What I mean is that, once the poor odds of speculation success are considered (even mutual-fund managers have, at best, a one-in-four chance of beating the market), and once one notes that Cramer's "stock-picking" advice suffers from several additional hurdles (below), it seems extremely unlikely that Cramer's basic investment strategy, "Watch TV, Get Rich," could ever be intelligent for an unsophisticated individual investor. These hurdles include:

  • The advice is delivered on TV, in books, on the radio, or in columns, where every other investor on the planet has access to it. (The only way to beat the market is to know something that other investors don't.)
  • The advice is often delivered after the market close, so prices adjust before anyone can place a trade. (The market is pretty efficient.)

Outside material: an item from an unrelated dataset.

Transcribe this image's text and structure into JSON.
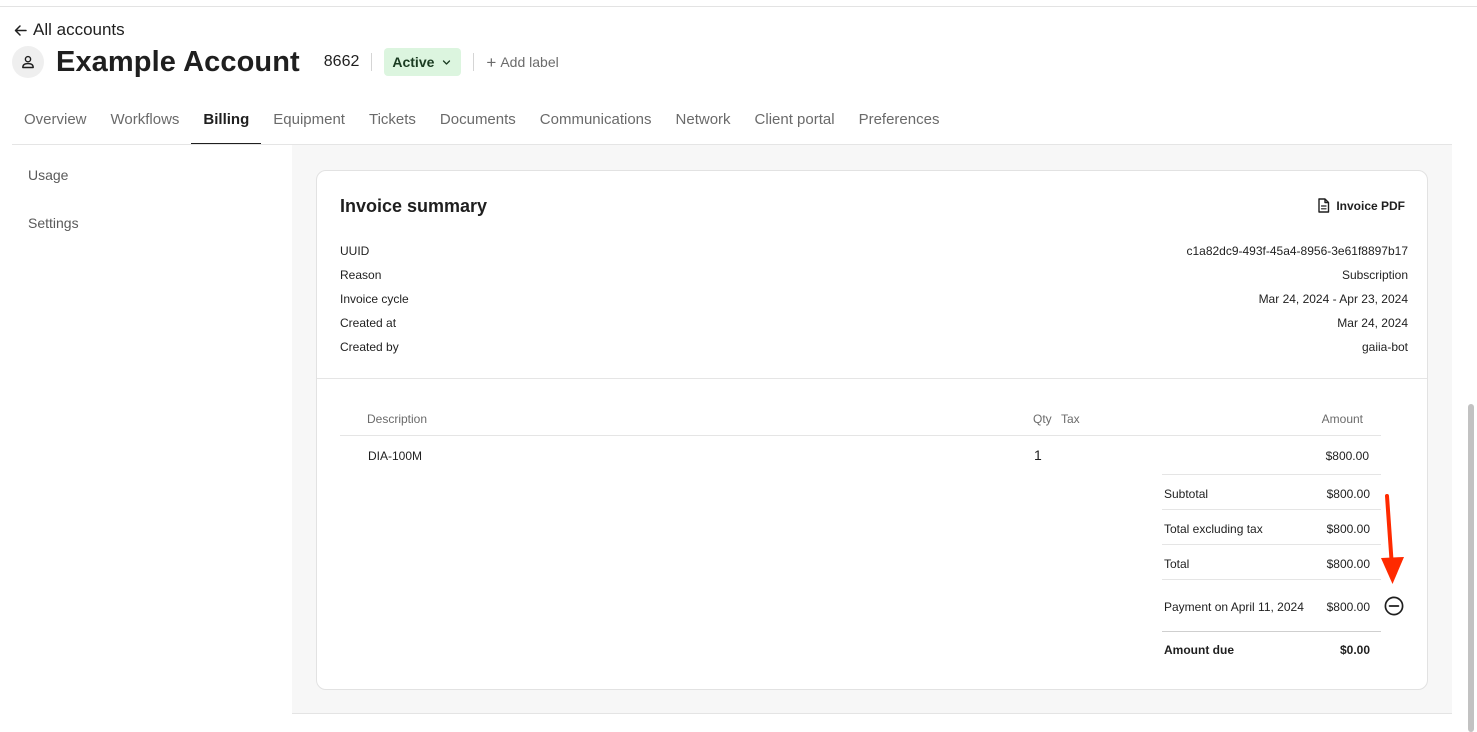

  • The advice is often delivered in an informal stream-of-consciousness rather than through clear actions in a portfolio composed of specific positions, weightings, and trade dates—thus ignoring real-world portfolio-management considerations.
  • The recommendations are, to my knowledge, usually given without regard to research, transaction, tax, and opportunity costs. Once such costs are taken into account, even apparently "good" advice is often revealed to be worse than a passive strategy.

In short, my definition of "bad investment advice" is a recommendation that is likely to make you less money or expose you to greater risk than would a diversified portfolio of low-cost passive index funds. I am highly confident that, once costs are taken into account, Cramer's advice is, by this definition, terrible.